Sample Subject header:
Subject: =?UTF-8?Q?[Pranamanasyoga]=20Foro=20Pranamanasyoga=20:=20estr?= =?UTF-8?Q?=C3=A9s=20y=20resilencia?=
I cannot replicate it locally and have not been able to find any common denominators between reporters.
The code that generates the quoted-printable line is this:
<?php
$enc = iconv_get_encoding( 'internal_encoding' ); // this is UTF-8
$preferences = ['input-charset' => $enc, 'output-charset' => "UTF-8", 'scheme' => 'Q' ];
$filtered_subject = '[Pranamanasyoga] Foro Pranamanasyoga : estrés y resilencia';
$encoded = iconv_mime_encode( 'Subject', html_entity_decode( $filtered_subject ), $preferences );
$encoded = substr( $encoded, strlen( 'Subject: ' ) );
If I try decoding it, it works fine:
$decoded = iconv_mime_decode($encoded, 0, "UTF-8");
var_dump(['encoded' => $encoded, 'decoded' => $decoded])."\n";
Result:
array(2) {
["encoded"]=>
string(102) "=?UTF-8?Q?[Pranamanasyoga]=20Foro=20Pranamanasyoga=20:=20estr?=
=?UTF-8?Q?=C3=A9s=20y=20resilencia?="
["decoded"]=>
string(59) "[Pranamanasyoga] Foro Pranamanasyoga : estrés y resilencia"
}
One thing I noticed, but think is not related is that my code actually adds a newline before the second =?UTF-8?Q?
piece and the email subject header does not have it. Decoding the strings with- and without the newline works the same.
Does anyone have ideas/suggestions on what may be causing the email clients (Gmail included) to display the string as-is, instead of decoding it to UTF-8?
P.S. While writing this I saw a suggestion to use mb_encode_mimeheader()

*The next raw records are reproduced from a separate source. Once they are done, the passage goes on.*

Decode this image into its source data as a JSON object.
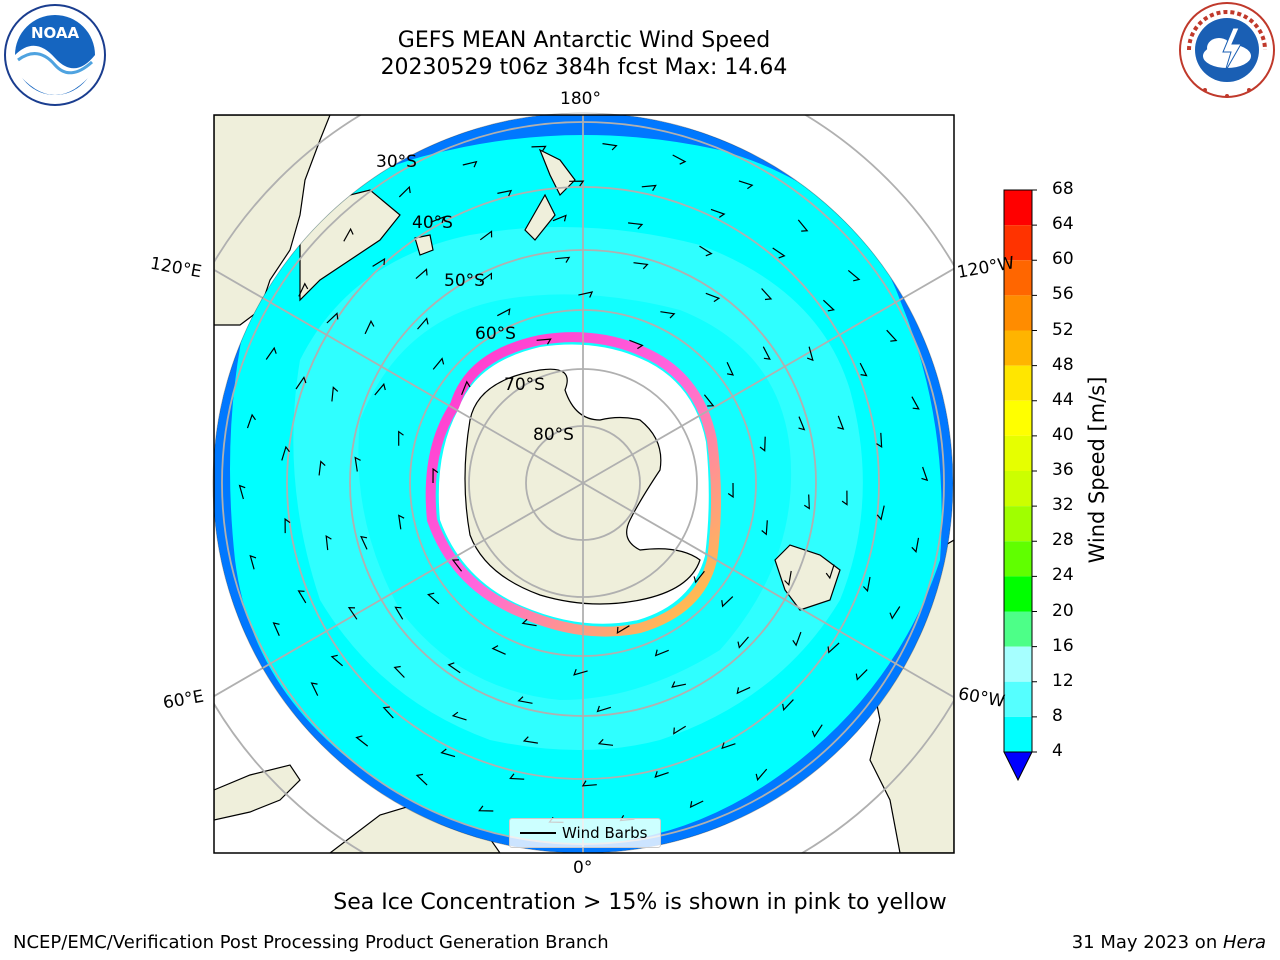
{
  "title_line1": "GEFS MEAN Antarctic Wind Speed",
  "title_line2": "20230529 t06z 384h fcst   Max: 14.64",
  "caption": "Sea Ice Concentration > 15% is shown in pink to yellow",
  "footer_left": "NCEP/EMC/Verification Post Processing Product Generation Branch",
  "footer_right_date": "31 May 2023 on ",
  "footer_right_host": "Hera",
  "logos": {
    "left": "NOAA",
    "right": "NATIONAL WEATHER SERVICE"
  },
  "legend": {
    "label": "Wind Barbs"
  },
  "map": {
    "projection": "south polar stereographic",
    "lat_labels": [
      "30°S",
      "40°S",
      "50°S",
      "60°S",
      "70°S",
      "80°S"
    ],
    "lon_labels": {
      "top": "180°",
      "bottom": "0°",
      "left_upper": "120°E",
      "left_lower": "60°E",
      "right_upper": "120°W",
      "right_lower": "60°W"
    }
  },
  "colorbar": {
    "title": "Wind Speed [m/s]",
    "ticks": [
      "68",
      "64",
      "60",
      "56",
      "52",
      "48",
      "44",
      "40",
      "36",
      "32",
      "28",
      "24",
      "20",
      "16",
      "12",
      "8",
      "4"
    ],
    "colors": [
      "#ff0000",
      "#ff3300",
      "#ff6600",
      "#ff8c00",
      "#ffb400",
      "#ffe600",
      "#ffff00",
      "#e6ff00",
      "#ccff00",
      "#a0ff00",
      "#60ff00",
      "#00ff00",
      "#4dff88",
      "#a6ffff",
      "#55ffff",
      "#00ffff",
      "#0078ff"
    ],
    "extend_color": "#0000ff"
  }
}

in a different thread. It seems to work well with iconv_mime_decode()
in my test code, but the output string is indeed different from the original one:
[Pranamanasyoga] Foro Pranamanasyoga : =?UTF-8?Q?estr=C3=A9s=20y=20resile?=
=?UTF-8?Q?ncia?=
Could it be that email clients would prefer this format over the original one?